A simple model in economics is that of demand and supply. Through the price mechanism, signals are sent between consumers and producers and this interaction results in an equilibrium market price and quantity. However, what happens when the market for a good or service is in disequilibrium?
When a market is in equilibrium, demand equals supply. However, as we discussed in a previous blog concerning baby milk in China (see Milking the economy), markets are not always in equilibrium. If demand exceeds supply, a shortage will emerge and to eliminate this, the price must rise. If, on the other hand, supply exceeds demand, there will be an excess supply and thus the price must fall to restore equilibrium.
The market in question here is toilet paper in Venezuela! A severe shortage of this product has emerged in recent months, with shops running out of supplies. In a bid to relieve this shortage, the country’s Minister of Commerce has received approval for a $79 million credit, which can be used to import this basic product in short supply. Fifty million rolls will be imported to help fill the shortage that has emerged. The shortage is not just a problem for toilet paper, but also across a range of basic consumer goods. The article from Reuters comments that:
The government says the toilet paper shortages, like others, are the results of panicked buying and unscrupulous merchants hoarding the goods to artificially inflate prices.
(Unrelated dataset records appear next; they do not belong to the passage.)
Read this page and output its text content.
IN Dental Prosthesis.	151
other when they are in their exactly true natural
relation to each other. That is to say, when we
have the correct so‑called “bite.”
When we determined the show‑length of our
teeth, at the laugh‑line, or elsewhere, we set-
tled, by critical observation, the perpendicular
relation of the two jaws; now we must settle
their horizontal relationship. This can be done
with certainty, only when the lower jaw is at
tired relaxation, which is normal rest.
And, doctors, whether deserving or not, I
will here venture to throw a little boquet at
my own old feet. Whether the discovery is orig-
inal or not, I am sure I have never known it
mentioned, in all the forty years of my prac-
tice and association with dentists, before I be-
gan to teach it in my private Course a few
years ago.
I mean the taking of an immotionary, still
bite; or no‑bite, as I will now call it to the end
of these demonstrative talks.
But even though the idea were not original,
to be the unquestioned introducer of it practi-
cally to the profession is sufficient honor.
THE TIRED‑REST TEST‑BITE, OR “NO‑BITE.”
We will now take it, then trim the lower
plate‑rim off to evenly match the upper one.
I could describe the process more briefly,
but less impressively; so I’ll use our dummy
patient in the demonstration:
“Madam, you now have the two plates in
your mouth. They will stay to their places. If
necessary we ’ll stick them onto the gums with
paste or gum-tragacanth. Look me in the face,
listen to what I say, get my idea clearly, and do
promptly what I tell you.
Opposition critics say the problem is caused by the currency controls, created a decade ago by late socialist leader Hugo Chavez, and years of nationalizations that weakened private industry and left businesses unwilling to invest.
With shortages across a variety of products, the President has begun to work closely with business leaders to address this situation. The following articles consider this basic market, the intervention and consequences.
Venezuela hopes to wipe out toilet paper shortage by importing 50m rolls The Guardian (16/5/13)
Venezuela ends toilet paper shortage BBC News (22/5/13)
With even toilet paper scarce, Venezuelan president warms to business Reuters, Eyanir Chinea (22/5/13)
Toilet paper shortage in Venezuela to end after lawmakers back plans to import 39 million rolls Huffington Post, Sara Nelson (22/5/13)
Venezuela’s toilet paper shortage ended; 3 other basic goods that went scarce in the country International Business Times, Patricia Rey Mallen (22/5/13)
- Using a demand and supply diagram, explain how equilibrium is determined in a free market.
- Illustrate the shortage described in the aticles on your above demand and supply diagram. How should the price mechanism adjust?
- What types of government intervention have led to the shortages of such basic consumer goods?
- How have currency controls created a problem for Venezuela?
- With an increase in imported products, what impact might there be on Venezuela’s exchange rate and on its balance of payments?